(Jakarta) L’Indonésie a annoncé lundi avoir dépassé le cap des 100 000 cas de coronavirus, les médecins prévenant que la situation n’est « pas sous contrôle ».

Agence France-Presse

L’archipel, 4e pays le plus peuplé au monde avec près de 270 millions d’habitants, a enregistré plus de 1000 nouvelles infections chaque jour depuis le relâchement des mesures de confinement ce mois-ci.  

La fin de ces restrictions avait pour but d’éviter l’effondrement de l’économie la plus importante d’Asie du Sud-Est.

Le pays dénombrait lundi un total de 100 303 cas de COVID-19 et 4838 décès. Mais avec un taux de tests parmi les plus faibles du monde, la portée globale de l’épidémie pourrait y être bien plus grande.

Selon des responsables sanitaires, plusieurs centaines d’enfants sont potentiellement morts de la maladie, la plupart des victimes suspectées étant enterrées sans avoir été testées.

L’Indonésie est l’un des pays les plus touchés en Asie et compte des cas dans chacune de ses 34 provinces.

Des manifestations contre les mesures de distanciation sociale, mais aussi contre les tests ont eu lieu dans plusieurs endroits du pays, dont l’île très touristique de Bali.

Certains détracteurs critiquent en revanche les signes de relâchement des Indonésiens face à l’épidémie au regard de la politique de « nouvelle normalité » du gouvernement.

« Cette [politique] est trompeuse et pourrait pousser les gens à croire que le virus est sous contrôle, alors que ce n’est pas le cas », a affirmé le porte-parole de l’Association des médecins indonésiens, Halik Malik.
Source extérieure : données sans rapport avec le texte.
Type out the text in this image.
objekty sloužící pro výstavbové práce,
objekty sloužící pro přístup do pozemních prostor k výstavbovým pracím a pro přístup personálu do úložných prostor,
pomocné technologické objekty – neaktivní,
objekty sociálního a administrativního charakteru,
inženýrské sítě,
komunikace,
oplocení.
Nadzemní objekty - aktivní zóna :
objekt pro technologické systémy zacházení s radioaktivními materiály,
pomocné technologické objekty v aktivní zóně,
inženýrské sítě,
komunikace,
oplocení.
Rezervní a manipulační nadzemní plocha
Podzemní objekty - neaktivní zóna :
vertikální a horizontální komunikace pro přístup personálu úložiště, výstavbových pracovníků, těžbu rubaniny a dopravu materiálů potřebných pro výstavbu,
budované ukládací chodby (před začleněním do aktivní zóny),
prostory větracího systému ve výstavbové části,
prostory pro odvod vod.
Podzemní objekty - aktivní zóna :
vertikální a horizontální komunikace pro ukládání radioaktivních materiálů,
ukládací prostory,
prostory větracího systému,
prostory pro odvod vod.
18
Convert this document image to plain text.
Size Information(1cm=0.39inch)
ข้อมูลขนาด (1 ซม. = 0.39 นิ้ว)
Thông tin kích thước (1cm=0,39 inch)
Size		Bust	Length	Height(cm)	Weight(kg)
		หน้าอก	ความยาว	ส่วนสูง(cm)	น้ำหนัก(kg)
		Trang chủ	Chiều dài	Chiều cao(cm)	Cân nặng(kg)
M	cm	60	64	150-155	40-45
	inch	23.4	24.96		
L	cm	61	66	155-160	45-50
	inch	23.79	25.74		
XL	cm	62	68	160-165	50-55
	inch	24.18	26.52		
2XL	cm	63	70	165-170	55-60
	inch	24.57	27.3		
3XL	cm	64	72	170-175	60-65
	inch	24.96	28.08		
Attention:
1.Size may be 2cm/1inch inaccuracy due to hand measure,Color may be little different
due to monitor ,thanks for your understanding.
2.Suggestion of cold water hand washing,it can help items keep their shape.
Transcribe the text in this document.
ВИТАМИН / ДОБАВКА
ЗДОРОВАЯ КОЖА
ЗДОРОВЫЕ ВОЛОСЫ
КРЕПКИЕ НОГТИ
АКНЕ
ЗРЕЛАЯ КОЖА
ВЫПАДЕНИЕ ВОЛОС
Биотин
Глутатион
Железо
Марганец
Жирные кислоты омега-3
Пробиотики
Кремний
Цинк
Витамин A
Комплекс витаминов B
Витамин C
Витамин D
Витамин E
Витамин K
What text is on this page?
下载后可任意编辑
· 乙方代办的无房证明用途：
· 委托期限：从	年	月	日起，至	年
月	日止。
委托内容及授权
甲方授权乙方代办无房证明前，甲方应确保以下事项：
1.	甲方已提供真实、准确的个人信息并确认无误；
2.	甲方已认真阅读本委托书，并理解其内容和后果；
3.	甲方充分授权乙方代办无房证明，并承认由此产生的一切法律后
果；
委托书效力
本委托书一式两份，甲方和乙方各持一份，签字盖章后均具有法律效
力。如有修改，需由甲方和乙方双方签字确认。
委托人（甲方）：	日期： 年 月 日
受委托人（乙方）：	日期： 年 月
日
Les critiques pointent notamment du doigt la réouverture des bureaux dans la capitale Jakarta comme responsable de la recrudescence des cas tandis que les restaurants, les centres commerciaux, et les lieux touristiques rouvrent également.

« Nous intensifions nos efforts pour éduquer le public sur l’importance de changer en bien leurs habitudes par la distanciation sociale, le port du masque et une bonne hygiène », a soutenu la Croix-Rouge indonésienne qui a embauché 7000 volontaires à travers le pays.

Le président Joko Widodo a exigé de son côté une augmentation du nombre de tests, menaçant de remanier son cabinet si les ministres n’amélioraient pas leur gestion de la crise. Joko Widodo a également été critiqué pour sa réponse lente à la crise.